The Puppet Intensive Construction Workshop at the Victoria Park Pool House acquainted participants with a new way of thinking about illuminated puppets. Participants learned to focus on silhouette for design and gravity for construction, two vital aspects for creating fully articulated large scale puppets. Over the course of the first weekend designs were drawn, paper maquettes were built, tested in motion, and if necessary redesigned. Additional construction time was offered over the course of the following weekday and weekends to complete the designs and to create additional key characters for the visual narrative planned for the Victoria Park Lantern Fest.
The synopsis of the story, The Bottle of World's End Water adapted by Andy Jones and Mary Fearon, was shared at the beginning of the workshop and the participants selected among the key characters those characters they wanted to work on.
A seagull, a crow, a giant bottle, a giant hand and crown, eyes with closing eyelids, and a number of jellyfish were created. We combined tried and trusted techniques from Victoria Park Lantern Festival building with new techniques such as using more pliable reed spline vs. the customary bamboo and sewing the spline together rather than relying on wire and hot glue alone, a useful expansion to the participants' skillset. The added challenge to just building large-scale puppets was to build articulated, large-scale illuminated puppets for an outdoor performance. The students worked with imagination and inventiveness to ensure the mechanisms would work for the outdoor production of the Jack tale of the Bottle of World's End Water.
The Puppet Performance Workshop, based on principles of physical theatre, acquainted students with a unique approach to puppetry developed by the Old Trout Puppet Workshop and delivered by David Lane (who also oversaw the creation workshops and directed the performance) while Pia Banzhaf facilitated the early creation sessions. The diverse group of participants worked with old and newly created lantern puppets in the Arts and Culture Centre rehearsal space that allowed for exploring the effective animation of objects in general and the character motion in particular. The exercises were new to the students and well received and as they noted opened up new worlds to their thinking about acting and puppet manipulation. A combination of exercises that focused on connecting with the manipulated object and working through it, on creating a strong ensemble, and in devising scenes collectively, culminated in a well-rounded performance at the Lantern Festival, that awed visitors.

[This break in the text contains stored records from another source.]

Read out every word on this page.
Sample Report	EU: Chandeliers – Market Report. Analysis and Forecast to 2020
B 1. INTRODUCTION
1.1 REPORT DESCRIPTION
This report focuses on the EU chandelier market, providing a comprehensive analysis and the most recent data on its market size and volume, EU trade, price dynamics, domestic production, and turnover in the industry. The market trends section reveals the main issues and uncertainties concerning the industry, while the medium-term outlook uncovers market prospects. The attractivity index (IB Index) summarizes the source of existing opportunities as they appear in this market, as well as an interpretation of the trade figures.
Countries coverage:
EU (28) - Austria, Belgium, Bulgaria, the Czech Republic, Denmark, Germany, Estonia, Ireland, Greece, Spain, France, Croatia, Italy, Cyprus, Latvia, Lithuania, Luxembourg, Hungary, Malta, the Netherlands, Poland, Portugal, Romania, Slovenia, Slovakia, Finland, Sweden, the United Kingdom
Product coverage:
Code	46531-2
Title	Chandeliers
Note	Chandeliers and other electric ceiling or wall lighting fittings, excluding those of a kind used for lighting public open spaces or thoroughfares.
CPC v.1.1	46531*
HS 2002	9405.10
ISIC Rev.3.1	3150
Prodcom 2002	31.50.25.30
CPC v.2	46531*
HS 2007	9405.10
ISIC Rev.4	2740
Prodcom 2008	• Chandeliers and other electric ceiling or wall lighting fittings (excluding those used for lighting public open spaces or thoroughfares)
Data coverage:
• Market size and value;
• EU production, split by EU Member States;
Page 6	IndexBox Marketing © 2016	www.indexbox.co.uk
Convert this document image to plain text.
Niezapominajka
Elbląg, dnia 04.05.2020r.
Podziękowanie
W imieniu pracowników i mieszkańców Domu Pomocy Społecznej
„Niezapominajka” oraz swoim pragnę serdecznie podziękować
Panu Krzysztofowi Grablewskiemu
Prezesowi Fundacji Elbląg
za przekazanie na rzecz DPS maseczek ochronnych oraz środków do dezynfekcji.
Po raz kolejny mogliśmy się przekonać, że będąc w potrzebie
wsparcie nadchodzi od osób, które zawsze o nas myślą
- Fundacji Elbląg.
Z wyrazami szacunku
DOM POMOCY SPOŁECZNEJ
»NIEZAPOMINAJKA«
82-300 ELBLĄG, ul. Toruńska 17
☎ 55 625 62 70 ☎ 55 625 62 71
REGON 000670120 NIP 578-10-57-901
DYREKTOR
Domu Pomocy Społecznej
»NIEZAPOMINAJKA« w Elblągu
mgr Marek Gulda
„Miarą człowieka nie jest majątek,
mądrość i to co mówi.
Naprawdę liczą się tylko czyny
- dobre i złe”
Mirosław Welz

The performance at the Victoria Park Lantern Festival was preceded by in person meetings and online sessions with Andy Jones and Mary Fearon, the storytellers who created the script, and with the fire juggler lead Aaron McKim and Rob Power, the lead on the percussion group the Scruncheons. They also attended one of our rehearsal sessions at which we finalized how we would interweave all the elements for the night performance. Everyone involved was looking forward to the fresh narrative component the Newfoundland Puppet Collective would bring to the Lantern Festival while incorporating much anticipated and beloved elements of years past. The project was a resounding success on the levels of performance through strong ensemble work and palpably enhanced manipulation skills, of cooperation with other artists involved and the organizers of the Lantern Fest. The network created will undoubtedly lead to new cooperation in the future. Rob Power and the Scruncheons as well as Aaron Kim and the fire jugglers have already signaled their interest in collaborating with the Newfoundland Puppet Collective on next year's performance. Building on this year's achievements the Newfoundland Puppet Collective is already gearing up for next year's Lantern Festival performance with an even richer visual narrative incorporating more community groups.